Luego hablé con mis padres, quienes tenían la historia de Riquelme casi tan fresca como yo, que recién la estaba conociendo. Mis papás la recuerdan de cuando salió publicada en la Revista del Domingo hace ya varios años. Conversamos sobre el empampado, sobre lo increíble que fue su hallazgo y sobre todos los relatos y las voces que contribuyen a dilucidar la razón por la cual Riquelme se bajó de ese tren que lo llevaría a encontrarse con su familia en el norte. Hablamos de los viajes en tren, de esa vez que con mi mamá y dos de mis hermanos viajamos a Concepción a ver a una tía en unas vacaciones de verano a fines de los años 90. Ahora me emociona pensar en ese trayecto en particular, que recuerdo tan nítidamente, como si hubiese sido hace un par de temporadas, cuando en realidad han pasado casi veinte años.

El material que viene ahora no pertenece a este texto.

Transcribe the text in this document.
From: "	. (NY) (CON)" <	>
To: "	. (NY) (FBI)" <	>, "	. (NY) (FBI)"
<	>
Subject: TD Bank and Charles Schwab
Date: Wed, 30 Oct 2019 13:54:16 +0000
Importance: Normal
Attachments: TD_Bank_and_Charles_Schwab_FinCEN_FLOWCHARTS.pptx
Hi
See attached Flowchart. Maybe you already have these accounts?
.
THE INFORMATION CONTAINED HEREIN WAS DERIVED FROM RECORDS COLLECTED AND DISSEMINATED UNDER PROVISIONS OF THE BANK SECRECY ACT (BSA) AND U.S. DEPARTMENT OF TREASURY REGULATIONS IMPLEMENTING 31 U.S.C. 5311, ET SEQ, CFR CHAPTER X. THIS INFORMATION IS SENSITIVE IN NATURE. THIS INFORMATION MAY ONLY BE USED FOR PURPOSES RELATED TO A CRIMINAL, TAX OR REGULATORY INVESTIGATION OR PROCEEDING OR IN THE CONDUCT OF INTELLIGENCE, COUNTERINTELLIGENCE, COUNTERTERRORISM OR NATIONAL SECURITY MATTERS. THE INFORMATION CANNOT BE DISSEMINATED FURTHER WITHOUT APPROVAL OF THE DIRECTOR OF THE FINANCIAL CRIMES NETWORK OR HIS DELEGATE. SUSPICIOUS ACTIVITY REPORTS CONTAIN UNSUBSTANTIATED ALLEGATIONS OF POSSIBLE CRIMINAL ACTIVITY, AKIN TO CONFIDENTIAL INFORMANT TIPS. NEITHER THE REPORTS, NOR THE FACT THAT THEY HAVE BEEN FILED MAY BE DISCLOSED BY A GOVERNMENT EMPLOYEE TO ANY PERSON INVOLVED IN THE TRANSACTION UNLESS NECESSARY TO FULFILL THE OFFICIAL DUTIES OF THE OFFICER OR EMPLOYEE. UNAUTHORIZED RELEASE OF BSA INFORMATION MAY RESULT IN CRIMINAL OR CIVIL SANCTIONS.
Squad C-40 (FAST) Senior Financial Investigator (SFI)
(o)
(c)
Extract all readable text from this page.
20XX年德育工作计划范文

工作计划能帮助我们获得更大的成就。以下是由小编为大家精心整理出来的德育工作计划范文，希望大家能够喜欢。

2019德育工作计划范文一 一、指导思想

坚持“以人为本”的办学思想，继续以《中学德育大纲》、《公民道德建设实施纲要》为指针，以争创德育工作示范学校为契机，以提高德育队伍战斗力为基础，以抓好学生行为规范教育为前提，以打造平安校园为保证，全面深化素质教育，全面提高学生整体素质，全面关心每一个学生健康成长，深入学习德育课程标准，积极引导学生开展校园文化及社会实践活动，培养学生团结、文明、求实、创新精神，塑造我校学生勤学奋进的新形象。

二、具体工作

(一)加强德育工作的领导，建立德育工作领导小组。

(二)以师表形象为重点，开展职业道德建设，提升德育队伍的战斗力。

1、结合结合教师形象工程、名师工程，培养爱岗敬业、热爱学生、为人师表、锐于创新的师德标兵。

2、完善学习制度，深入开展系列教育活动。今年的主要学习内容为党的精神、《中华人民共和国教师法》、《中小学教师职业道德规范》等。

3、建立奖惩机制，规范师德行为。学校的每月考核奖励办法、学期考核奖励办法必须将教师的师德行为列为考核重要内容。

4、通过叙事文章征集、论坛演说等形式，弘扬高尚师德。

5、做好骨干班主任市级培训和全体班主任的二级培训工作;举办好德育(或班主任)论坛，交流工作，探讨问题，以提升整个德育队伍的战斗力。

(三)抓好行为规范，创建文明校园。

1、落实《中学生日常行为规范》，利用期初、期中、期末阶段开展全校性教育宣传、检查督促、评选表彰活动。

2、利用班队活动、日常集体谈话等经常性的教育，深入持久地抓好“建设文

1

Objetos de Julio Riquelme. Fotografía de Héctor Yáñez.
Me pregunto ahora por qué me conmueve tanto este libro, los objetos de Riquelme que aparecen junto a su hallazgo en el desierto. Pienso también en cómo la historia de un hombre que es encontrado en el desierto más de cuarenta años después de su desaparición puede provocar que resurjan recuerdos, conversaciones, historias familiares, aun cuando su familia lo había olvidado, aun cuando sus más cercanos decidieron no buscarlo.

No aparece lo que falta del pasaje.